SPRINGFIELD, Mo. – Local law enforcement leaders are urging state lawmakers to increase funding for early childhood care and education.

The funding would allow for upwards of 17,000 more children to have access to care.

Springfield Police Chief Paul Williams is one of the people getting behind the movement.

He said investing in kids at an early age could be the key to cutting down on crime in the future.

“I’m afraid that if we don’t make some investment like this across the state, then I’m going to be seeing them later,” Williams explained.

Recently, Williams said he’s seen an increase in the number of 13 to 17-year-olds who are involved in violent crimes.

“I can’t help but think that’s because we missed the boat a decade ago,” he said. “Those kids didn’t have access to early childhood education, quality childcare, which then caused behavioral problems, which then manifests itself into criminal activity.”
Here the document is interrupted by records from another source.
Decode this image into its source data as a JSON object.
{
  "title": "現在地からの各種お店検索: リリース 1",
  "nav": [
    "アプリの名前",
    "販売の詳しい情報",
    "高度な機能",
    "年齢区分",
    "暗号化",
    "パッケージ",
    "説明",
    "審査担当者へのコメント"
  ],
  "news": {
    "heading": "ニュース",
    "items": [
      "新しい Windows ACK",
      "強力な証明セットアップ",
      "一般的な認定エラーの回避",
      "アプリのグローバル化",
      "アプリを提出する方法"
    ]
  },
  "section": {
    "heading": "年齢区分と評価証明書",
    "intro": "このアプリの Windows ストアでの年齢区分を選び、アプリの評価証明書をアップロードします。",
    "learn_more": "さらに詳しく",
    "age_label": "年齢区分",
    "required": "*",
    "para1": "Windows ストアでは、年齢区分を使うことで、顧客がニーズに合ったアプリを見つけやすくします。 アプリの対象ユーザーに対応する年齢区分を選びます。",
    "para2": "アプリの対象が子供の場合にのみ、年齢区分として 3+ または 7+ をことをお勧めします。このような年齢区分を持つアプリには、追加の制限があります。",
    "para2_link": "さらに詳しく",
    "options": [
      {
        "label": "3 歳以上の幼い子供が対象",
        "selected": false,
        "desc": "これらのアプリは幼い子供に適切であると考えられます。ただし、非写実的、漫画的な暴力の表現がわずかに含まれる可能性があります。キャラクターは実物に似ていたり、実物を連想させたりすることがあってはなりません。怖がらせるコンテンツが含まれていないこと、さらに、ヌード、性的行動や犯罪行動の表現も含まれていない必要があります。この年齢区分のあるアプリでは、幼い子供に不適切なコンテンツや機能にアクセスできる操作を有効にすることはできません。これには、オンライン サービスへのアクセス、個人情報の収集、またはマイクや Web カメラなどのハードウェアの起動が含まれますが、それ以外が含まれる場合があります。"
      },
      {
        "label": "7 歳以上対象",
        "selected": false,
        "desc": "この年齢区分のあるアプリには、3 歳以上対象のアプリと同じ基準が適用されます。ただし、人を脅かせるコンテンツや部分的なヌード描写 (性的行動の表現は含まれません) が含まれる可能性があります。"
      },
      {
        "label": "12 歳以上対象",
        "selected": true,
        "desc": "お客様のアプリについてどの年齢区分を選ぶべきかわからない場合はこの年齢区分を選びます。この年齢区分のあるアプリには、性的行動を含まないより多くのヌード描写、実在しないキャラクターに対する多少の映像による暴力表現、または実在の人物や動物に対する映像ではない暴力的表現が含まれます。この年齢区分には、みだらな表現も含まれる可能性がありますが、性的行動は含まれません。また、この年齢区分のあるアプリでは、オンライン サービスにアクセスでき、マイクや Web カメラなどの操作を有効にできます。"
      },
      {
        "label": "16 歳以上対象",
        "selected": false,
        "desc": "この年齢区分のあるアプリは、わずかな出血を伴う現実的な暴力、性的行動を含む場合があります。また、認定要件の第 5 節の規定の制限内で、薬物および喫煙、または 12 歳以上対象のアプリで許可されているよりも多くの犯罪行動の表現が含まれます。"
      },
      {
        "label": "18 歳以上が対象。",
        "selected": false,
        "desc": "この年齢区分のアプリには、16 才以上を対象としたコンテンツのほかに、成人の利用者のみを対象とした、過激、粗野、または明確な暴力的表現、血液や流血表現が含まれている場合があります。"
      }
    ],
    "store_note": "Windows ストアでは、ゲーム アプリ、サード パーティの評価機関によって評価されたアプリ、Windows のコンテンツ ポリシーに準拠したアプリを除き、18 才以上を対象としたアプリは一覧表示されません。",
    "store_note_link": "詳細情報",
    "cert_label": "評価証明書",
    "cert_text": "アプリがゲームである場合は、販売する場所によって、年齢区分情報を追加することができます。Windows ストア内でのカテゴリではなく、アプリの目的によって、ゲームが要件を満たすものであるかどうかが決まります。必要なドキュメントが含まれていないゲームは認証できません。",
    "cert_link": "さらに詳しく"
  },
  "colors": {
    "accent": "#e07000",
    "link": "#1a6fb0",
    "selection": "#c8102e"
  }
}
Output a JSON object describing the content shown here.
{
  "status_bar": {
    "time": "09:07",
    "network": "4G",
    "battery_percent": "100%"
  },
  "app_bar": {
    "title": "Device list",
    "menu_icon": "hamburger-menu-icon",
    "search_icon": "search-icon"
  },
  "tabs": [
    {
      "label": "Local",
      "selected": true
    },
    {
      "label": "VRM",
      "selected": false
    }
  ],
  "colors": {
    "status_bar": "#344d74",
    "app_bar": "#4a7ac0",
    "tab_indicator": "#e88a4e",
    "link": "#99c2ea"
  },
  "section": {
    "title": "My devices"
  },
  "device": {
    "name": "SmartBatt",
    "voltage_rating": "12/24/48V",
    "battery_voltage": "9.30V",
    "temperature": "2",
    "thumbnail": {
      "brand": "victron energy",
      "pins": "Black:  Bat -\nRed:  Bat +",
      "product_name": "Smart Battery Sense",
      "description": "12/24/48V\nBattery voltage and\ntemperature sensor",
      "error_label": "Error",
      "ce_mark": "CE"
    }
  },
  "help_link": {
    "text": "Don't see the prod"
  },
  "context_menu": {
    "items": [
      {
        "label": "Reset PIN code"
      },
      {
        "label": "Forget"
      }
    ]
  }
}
However, he and other leaders said there is a potential solution.

It could not only give kids more access to education, but it could also help address workforce shortages.

“Governor Parson has put $78.5 million in his latest budget,” said Audrain County Prosecuting Attorney Jacob Shellebarger. “That’s passed the House and it’s working its way through the Senate. That could make a really big difference for early childhood centers.”

Shellebarger said he also wants to help kids get started on the right foot, rather than see them later in the criminal justice system.

“If we teach them early to keep your hands to yourself, don’t touch other people, don’t hurt other people and love your neighbors, those are all things that can help,” said Shellebarger. 

It’s things like nutrition, education and structure that leaders said will make a difference.

“They get an education, they’ll do better in school,” said Retired U.S. Army Brigadier General Daryl McCall. “Everything is a foundation that builds.”